Неотъемлемой вещью каждой хаты были кросны — станок для домашнего ткачества. Он включал в себя «ставы» — деревянный каркас, на котором собирают важнейшие узлы станка; «навои» — два деревянных вала, на один из которых навивают нити основы, а на другой наматывают полотно; «ниты», — надетые рядами два параллельных прутка (верхний и нижний) нитяные петли, сквозь которые протягивают нити основы (от количества нитов зависит узор ткани); «бёрда» — приспособление для прибивания уточной нити, состоящее из тонких узких пластинок наподобие гребешка с двумя спинками и вкладывающееся в «набилицы». Поножи, колесца, чепёлки — рычаги для приведения в движение нитов. При нажатии на поножи, привязанные к ним ниты расходятся и образуют в основе зев, через который пробрасывают челнок с навитым на цевку утком. При завершении ткачества (чтобы полнее использовать основу) употребляют «стыкальник» — деревянный брусок с привязанными на концах веревками. Концы основы крепят к стыкальнику, а его — веревками к навою. Зимой хата превращалась в маленькую мастерскую, ведь летних ежедневных работ уже не было, оставалось только глядеть за скотиной. Поэтому здесь и ткали холсты, и, при свете лучины или каганца, шили одежду, вышивали, вязали.

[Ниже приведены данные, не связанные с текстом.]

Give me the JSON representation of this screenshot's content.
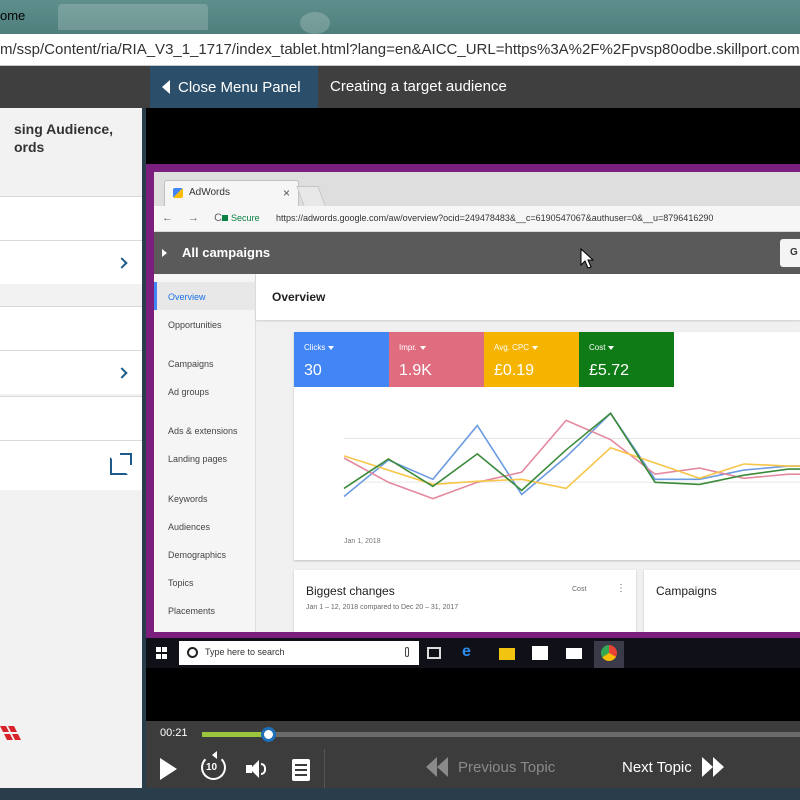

Но встречались в белорусской деревне хаты и получше. И не только у помещиков. Белорусский классик Якуб Колас в одном из своих романов описывает быт сельского писаря: «Просторная и светлая зала убрана чистенько и аккуратно на мещанский лад. Столы и столики были застланы чистыми скатертями. Кресла стояли в порядке. На стенах висели красивые рисунки в рамочках. По углам залы стояли круглые столики под белым кружевом: на столиках лежали альбомы для фотографий…».

В начале XX в. практически во всех крестьянских хатах был деревянный пол. Кроме лав появились табуреты, стулья. Исчезали полати, появлялись кровати, кухонные шкафчики. Снаружи перед входной дверью стали пристраивать крыльцо, веранду. Со второй пол. XIX в. преобладало открытое крыльцо: помост с 1- или 2-скатной крышей на двух или четырёх опорных столбиках. Позже стало чаще встречаться полузакрытое крыльцо. Английским словом веранда называлась лёгкая пристройка вдоль стены хаты со стороны входных дверей. Нижняя часть каркаса веранды обшивается досками или выкладывается кирпичом, верхняя — застекленная. Появилась веранда в конце XIX в. сначала в зажиточных усадьбах.

К началу второго десятилетия XX в. типичная белорусская хата выглядела так: жилая половина, бывшая одновременно и кухней, «чистая» половина", сени и кладовка. «Чистая» половина, как правило, была пристроена позже. Там стояли стол и лавы, у наиболее зажиточных в XX в. — никелированная кровать с покрывалом и пышными подушками. Там ночевал гость, — впрочем, они бывали нечасто. Там же стоял сундук с дочерним приданым, комод.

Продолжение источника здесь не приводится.